Atrial natriuretic peptide (ANP) is vasodilatory and natriuretic, but whereas increased plasma ANP levels occur in spontaneously hypertensive rats, their elevated vascular resistance suggests inappropriate target tissue responsiveness to ANP. This study examines ANP-receptor binding properties (at 25 degrees C and 4 degrees C) in cultured vascular aortic smooth muscle cells from spontaneously hypertensive (SHR) and control Wistar-Kyoto (WKY) rats. [I125]-human ANP saturation (0.0625-12.0 nmol) profiles were analyzed using nonlinear regression (LIGAND).
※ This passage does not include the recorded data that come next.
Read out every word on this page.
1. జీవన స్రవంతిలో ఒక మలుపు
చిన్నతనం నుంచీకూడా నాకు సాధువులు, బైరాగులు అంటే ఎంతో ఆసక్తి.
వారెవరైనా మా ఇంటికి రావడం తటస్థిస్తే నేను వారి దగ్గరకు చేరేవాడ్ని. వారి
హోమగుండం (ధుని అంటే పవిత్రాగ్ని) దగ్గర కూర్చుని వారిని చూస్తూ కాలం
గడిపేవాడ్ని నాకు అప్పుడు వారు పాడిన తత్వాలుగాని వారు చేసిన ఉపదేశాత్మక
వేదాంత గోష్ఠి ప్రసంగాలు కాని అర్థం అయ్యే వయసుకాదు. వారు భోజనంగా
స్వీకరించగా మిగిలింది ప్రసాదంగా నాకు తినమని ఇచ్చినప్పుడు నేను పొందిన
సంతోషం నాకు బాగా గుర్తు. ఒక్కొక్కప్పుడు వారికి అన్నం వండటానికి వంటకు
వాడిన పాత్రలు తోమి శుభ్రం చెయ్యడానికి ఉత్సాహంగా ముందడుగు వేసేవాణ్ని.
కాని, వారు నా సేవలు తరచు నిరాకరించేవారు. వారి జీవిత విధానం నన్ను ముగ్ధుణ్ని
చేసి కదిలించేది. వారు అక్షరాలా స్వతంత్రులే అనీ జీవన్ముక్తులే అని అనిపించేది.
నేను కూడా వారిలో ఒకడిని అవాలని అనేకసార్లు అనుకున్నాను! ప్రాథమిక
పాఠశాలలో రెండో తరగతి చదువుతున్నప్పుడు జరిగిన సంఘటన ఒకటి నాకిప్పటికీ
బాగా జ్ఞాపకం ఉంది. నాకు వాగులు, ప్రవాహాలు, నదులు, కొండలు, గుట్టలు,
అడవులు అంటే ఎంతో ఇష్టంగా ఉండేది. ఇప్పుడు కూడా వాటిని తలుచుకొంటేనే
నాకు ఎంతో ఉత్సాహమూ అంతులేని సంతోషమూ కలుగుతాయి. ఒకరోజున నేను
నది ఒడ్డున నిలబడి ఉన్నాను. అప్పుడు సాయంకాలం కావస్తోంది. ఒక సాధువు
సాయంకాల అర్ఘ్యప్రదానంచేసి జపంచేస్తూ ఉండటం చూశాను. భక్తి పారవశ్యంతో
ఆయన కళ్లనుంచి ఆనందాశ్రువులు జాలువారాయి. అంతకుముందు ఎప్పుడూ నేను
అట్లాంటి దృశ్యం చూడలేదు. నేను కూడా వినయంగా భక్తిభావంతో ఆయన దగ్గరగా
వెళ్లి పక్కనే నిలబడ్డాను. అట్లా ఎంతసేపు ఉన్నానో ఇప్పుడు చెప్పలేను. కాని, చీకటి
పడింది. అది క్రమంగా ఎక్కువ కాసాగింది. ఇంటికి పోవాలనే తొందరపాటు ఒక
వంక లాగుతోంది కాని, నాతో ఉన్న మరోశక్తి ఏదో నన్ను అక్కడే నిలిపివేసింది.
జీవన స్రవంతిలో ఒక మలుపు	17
Vascular smooth muscle cells from WKY possessed both high affinity (KD1 0.3 nmol; R1 33 fmol/10(5) cells) and low affinity (KD2 15 nmol; R2 400 fmol/10(5) cells) binding sites for ANP. In contrast, for smooth muscle cells from SHR, two receptor forms could not be resolved using identical analytical protocols. Parameter estimates at 25 degrees C and 4 degrees C were not different for either SHR or WKY. The number of receptors for SHR (Bmax approximately 100 fmol/10(5) cells) was lower than the total number of receptors for WKY (high plus low affinity approximately 430 fmol/10(5) cells). The intermediary KD value (approximately 1.0 nmol) for ANP binding in SHR suggests an ANP-receptor interconversion from high affinity to low affinity in smooth muscle cells from SHR. Competition-binding experiments also revealed a decreased affinity for ANP in SHR-derived smooth muscle cells. The cyclic GMP response (intracellular accumulation and extracellular levels) was decreased in SHR smooth muscle cells compared to WKY, although this difference was evident only after prolonged (one hour) stimulation with ANP. Our data indicate a reduced sustained vascular responsiveness to ANP in hypertension.